低水温時にはやる気なさげにしていたものが、23度の声(?)を聞くや、たちまちやる気モードに転じるセジロクマノミ。繁殖スイッチが入るとペアがセッセとイソギンチャクの傍らの産卵床の掃除を始め、掃除が終わると、すでにお腹が卵でパンパンになっているメス(手前の大きいほう)がオレンジ色の卵をきれいに産み付け、オスが卵に受精させる(お腹の下のツブツブが卵)。その卵は1週間ほどで孵化し、しばらく経つとまた産卵するセジロクマノミペア。夏の間は何度も繰り返される彼らの産卵行動ながら、冬の間はけっして観られず、その年初めてセジロクマノミの卵を目にした…というのはすなわち、梅の蕾の綻びを目にしたような春の訪れ感なのである。

 水納島の場合、真夏で29度前後の海水温は、一年で最も低くなる2月~3月上旬で20度~21度、GW頃ならよほど好天に恵まれ続けないかぎり22度前後しかない。真夏と比べてたった7度の違いでも、1時間近く海中にいる身にとっては致命的な差になってくる。

 そのあたりは魚たちも同様で、もう少し水温が上がってくると多くの魚たちが活発になってくるのだけれど、GWくらいの水温ではまだそこまで盛り上がっておらず、繁殖行動ひとつとっても一部の魚たちがひっそりと…というイメージが強い。

 また夏場には溢れんばかりに群れ集う小魚たちの姿も少ないし、キビナゴなど夏にならなければ姿を現さない魚群もいないから、夏場しかご存知ない方がその海中景観をご覧になれば、まるで冬の枯野を歩くがごとき寂寥感をお感じになるかもしれない。

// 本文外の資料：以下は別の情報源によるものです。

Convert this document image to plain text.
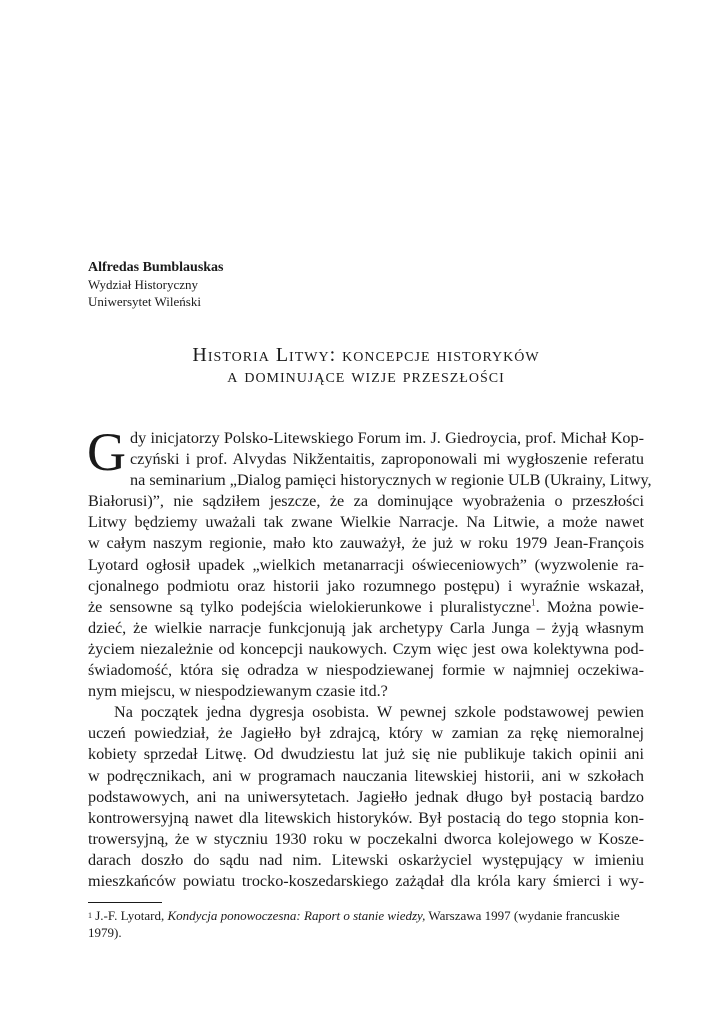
Alfredas Bumblauskas
Wydział Historyczny
Uniwersytet Wileński
Historia Litwy: koncepcje historyków
a dominujące wizje przeszłości
G dy inicjatorzy Polsko-Litewskiego Forum im. J. Giedroycia, prof. Michał Kop-
czyński i prof. Alvydas Nikžentaitis, zaproponowali mi wygłoszenie referatu
na seminarium „Dialog pamięci historycznych w regionie ULB (Ukrainy, Litwy,
Białorusi)”, nie sądziłem jeszcze, że za dominujące wyobrażenia o przeszłości
Litwy będziemy uważali tak zwane Wielkie Narracje. Na Litwie, a może nawet
w całym naszym regionie, mało kto zauważył, że już w roku 1979 Jean-François
Lyotard ogłosił upadek „wielkich metanarracji oświeceniowych” (wyzwolenie ra-
cjonalnego podmiotu oraz historii jako rozumnego postępu) i wyraźnie wskazał,
że sensowne są tylko podejścia wielokierunkowe i pluralistyczne$^1$. Można powie-
dzieć, że wielkie narracje funkcjonują jak archetypy Carla Junga – żyją własnym
życiem niezależnie od koncepcji naukowych. Czym więc jest owa kolektywna pod-
świadomość, która się odradza w niespodziewanej formie w najmniej oczekiwa-
nym miejscu, w niespodziewanym czasie itd.?
Na początek jedna dygresja osobista. W pewnej szkole podstawowej pewien
uczeń powiedział, że Jagiełło był zdrajcą, który w zamian za rękę niemoralnej
kobiety sprzedał Litwę. Od dwudziestu lat już się nie publikuje takich opinii ani
w podręcznikach, ani w programach nauczania litewskiej historii, ani w szkołach
podstawowych, ani na uniwersytetach. Jagiełło jednak długo był postacią bardzo
kontrowersyjną nawet dla litewskich historyków. Był postacią do tego stopnia kon-
trowersyjną, że w styczniu 1930 roku w poczekalni dworca kolejowego w Kosze-
darach doszło do sądu nad nim. Litewski oskarżyciel występujący w imieniu
mieszkańców powiatu trocko-koszedarskiego zażądał dla króla kary śmierci i wy-
$^1$ J.-F. Lyotard, Kondycja ponowoczesna: Raport o stanie wiedzy, Warszawa 1997 (wydanie francuskie
1979).
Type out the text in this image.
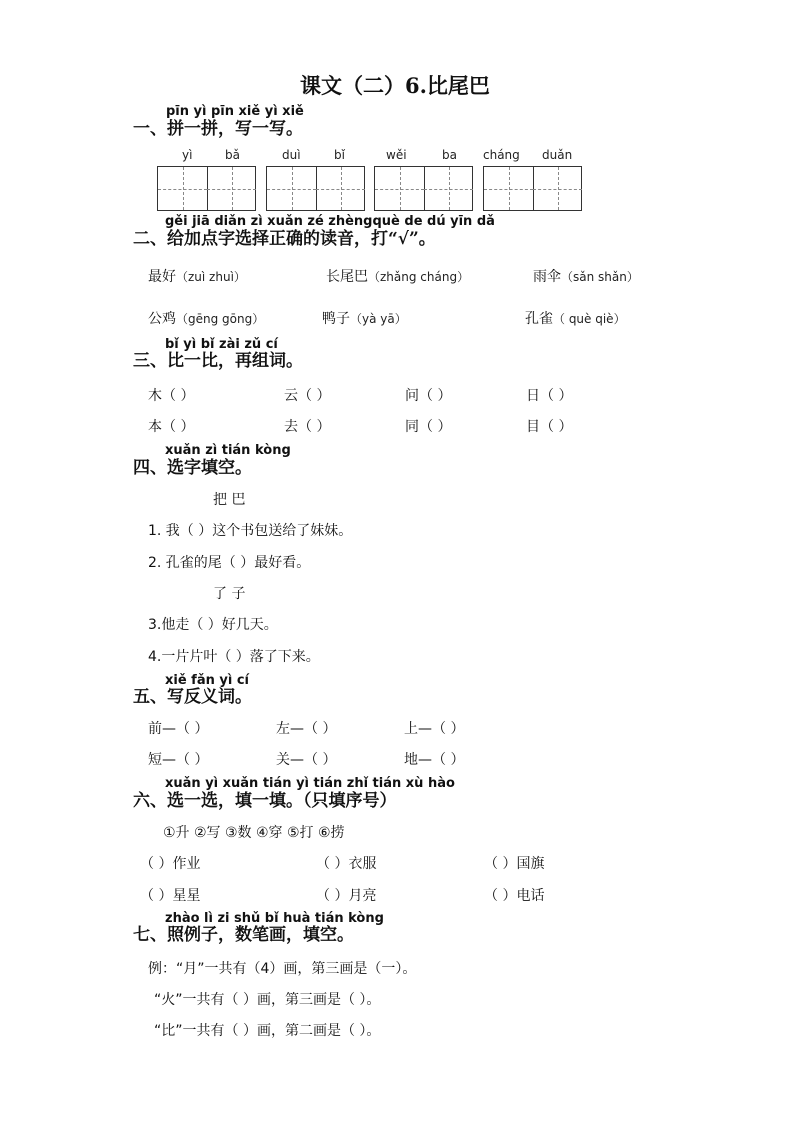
课文（二）6.比尾巴
pīn yì pīn xiě yì xiě
一、拼一拼，写一写。
yì	bǎ	duì	bǐ	wěi	ba cháng duǎn
gěi jiā diǎn zì xuǎn zé zhèngquè de dú yīn dǎ
二、给加点字选择正确的读音，打“√”。
最好（zuì zhuì）	长尾巴（zhǎng cháng）	雨伞（sǎn shǎn）
公鸡（gēng gōng）	鸭子（yà yā）	孔雀（ què qiè）
bǐ yì bǐ zài zǔ cí
三、比一比，再组词。
木（ ）	云（ ）	问（ ）	日（ ）
本（ ）	去（ ）	同（ ）	目（ ）
xuǎn zì tián kòng
四、选字填空。
把 巴
1. 我（ ）这个书包送给了妹妹。
2. 孔雀的尾（ ）最好看。
了 子
3.他走（ ）好几天。
4.一片片叶（ ）落了下来。
xiě fǎn yì cí
五、写反义词。
前—（ ）	左—（ ）	上—（ ）
短—（ ）	关—（ ）	地—（ ）
xuǎn yì xuǎn tián yì tián zhǐ tián xù hào
六、选一选，填一填。（只填序号）
①升 ②写 ③数 ④穿 ⑤打 ⑥捞
（ ）作业	（ ）衣服	（ ）国旗
（ ）星星	（ ）月亮	（ ）电话
zhào lì zi shǔ bǐ huà tián kòng
七、照例子，数笔画，填空。
例：“月”一共有（4）画，第三画是（一）。
“火”一共有（ ）画，第三画是（ ）。
“比”一共有（ ）画，第二画是（ ）。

 八重山あたりならいざ知らず、「常夏」はあくまでもイメージで、沖縄本島北部地域の海中にはしっかり「冬」もあるのだ。

 冬もあれば春もある。

 ようやく水温が23度まで上がる日が訪れるGW中から5月初旬くらいにかけて、それをスイッチにしているかのように産卵を始めるセジロクマノミのほか、それまで地味に過ごしていたハナゴイたちは、オスがメスに対してアピールするにぎやかな泳ぎを繰り広げるようになるし、各種ヘビギンポのオスたちは鮮やかな婚姻色を発し、メスを相手に一生懸命求愛行動を繰り広げる。

 早いうちに繁殖行動が始まっている魚たちの幼魚がどんどん増えてくるのもこの季節で、それだけで1冊の図鑑ができるほど種類が多いウミウシ類との遭遇率も高くなるなど、春ならではというシーンは意外に多く、陸上で菜の花を見て春を感じるのと同じくらい、海中では彼らが「海の春」を感じさせてくれる。

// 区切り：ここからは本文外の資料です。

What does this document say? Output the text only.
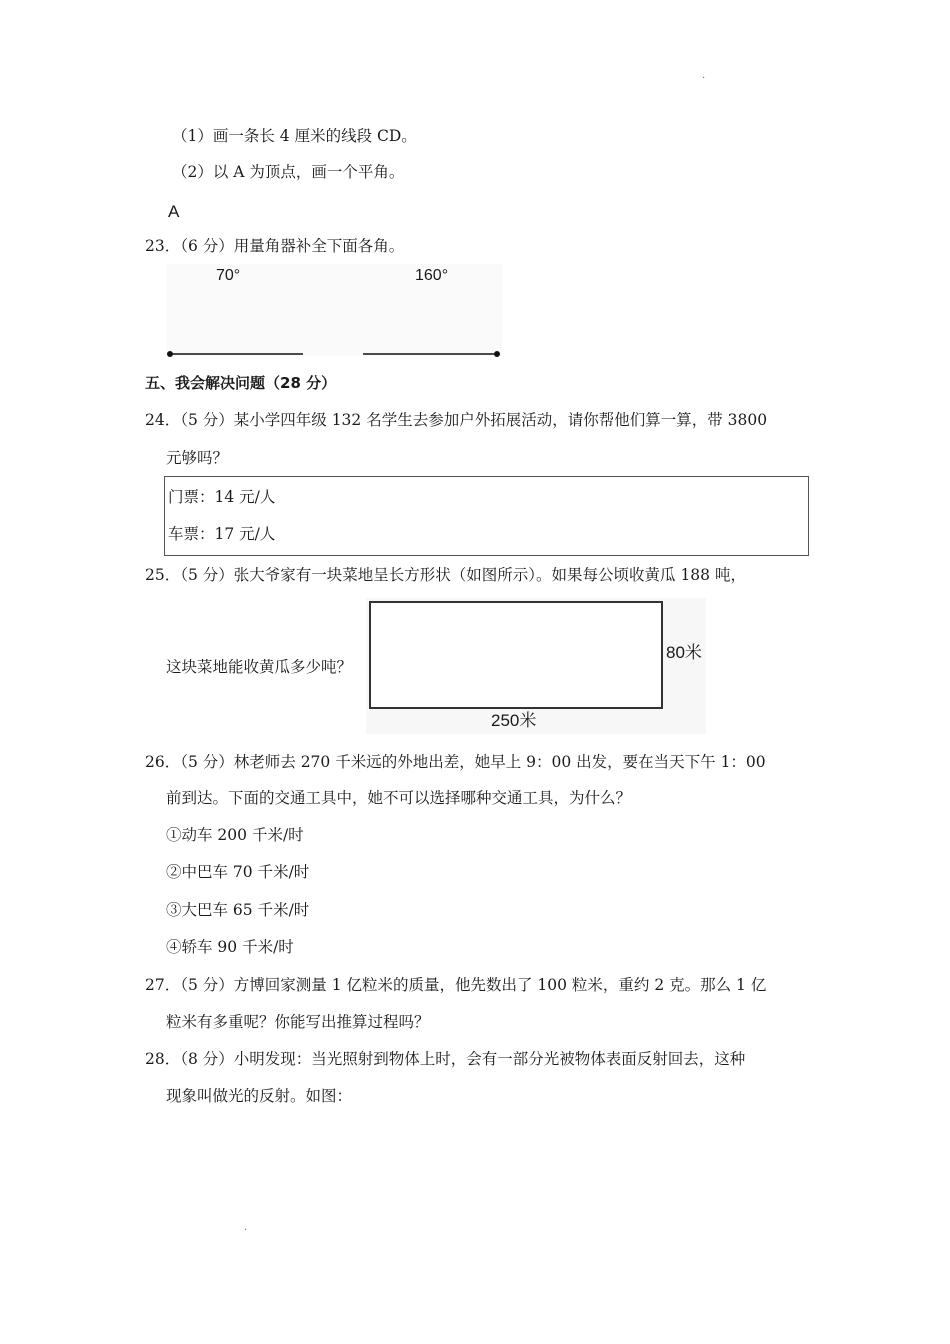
.
（1）画一条长 4 厘米的线段 CD。
（2）以 A 为顶点，画一个平角。
A
23．（6 分）用量角器补全下面各角。
70°	160°
五、我会解决问题（28 分）
24．（5 分）某小学四年级 132 名学生去参加户外拓展活动，请你帮他们算一算，带 3800
元够吗？
门票：14 元/人
车票：17 元/人
25．（5 分）张大爷家有一块菜地呈长方形状（如图所示）。如果每公顷收黄瓜 188 吨，
这块菜地能收黄瓜多少吨？
80米
250米
26．（5 分）林老师去 270 千米远的外地出差，她早上 9：00 出发，要在当天下午 1：00
前到达。下面的交通工具中，她不可以选择哪种交通工具，为什么？
①动车 200 千米/时
②中巴车 70 千米/时
③大巴车 65 千米/时
④轿车 90 千米/时
27．（5 分）方博回家测量 1 亿粒米的质量，他先数出了 100 粒米，重约 2 克。那么 1 亿
粒米有多重呢？你能写出推算过程吗？
28．（8 分）小明发现：当光照射到物体上时，会有一部分光被物体表面反射回去，这种
现象叫做光的反射。如图：
.
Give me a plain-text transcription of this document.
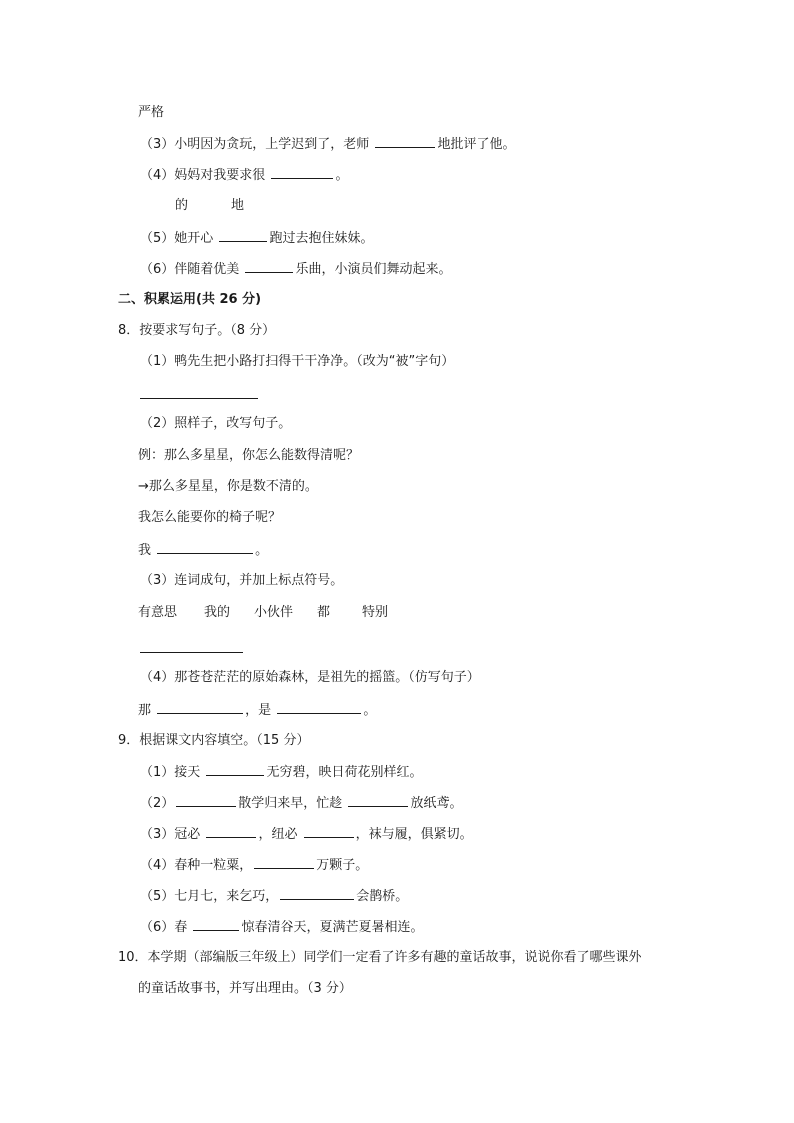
严格
（3）小明因为贪玩，上学迟到了，老师	地批评了他。
（4）妈妈对我要求很	。
的	地
（5）她开心	跑过去抱住妹妹。
（6）伴随着优美	乐曲，小演员们舞动起来。
二、积累运用(共 26 分)
8．按要求写句子。（8 分）
（1）鸭先生把小路打扫得干干净净。（改为“被”字句）
（2）照样子，改写句子。
例：那么多星星，你怎么能数得清呢？
→那么多星星，你是数不清的。
我怎么能要你的椅子呢？
我	。
（3）连词成句，并加上标点符号。
有意思 我的 小伙伴 都 特别
（4）那苍苍茫茫的原始森林，是祖先的摇篮。（仿写句子）
那	，是	。
9．根据课文内容填空。（15 分）
（1）接天	无穷碧，映日荷花别样红。
（2）	散学归来早，忙趁	放纸鸢。
（3）冠必	，纽必	，袜与履，俱紧切。
（4）春种一粒粟，	万颗子。
（5）七月七，来乞巧，	会鹊桥。
（6）春	惊春清谷天，夏满芒夏暑相连。
10．本学期（部编版三年级上）同学们一定看了许多有趣的童话故事，说说你看了哪些课外
的童话故事书，并写出理由。（3 分）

 血流その他へ与える悪影響に鑑みれば体の冷えが大敵となる中高年ダイバーにとって、春の海はまだまだ体に悪い水温ではある。けれど季節の便りだったりその季節にしか出会えないシーンだと思えば、いっちょ老骨に鞭を打とうという気にもなるというもの。

 そして私は、今日も砂底に這いつくばり、ウミウシを探し続ける。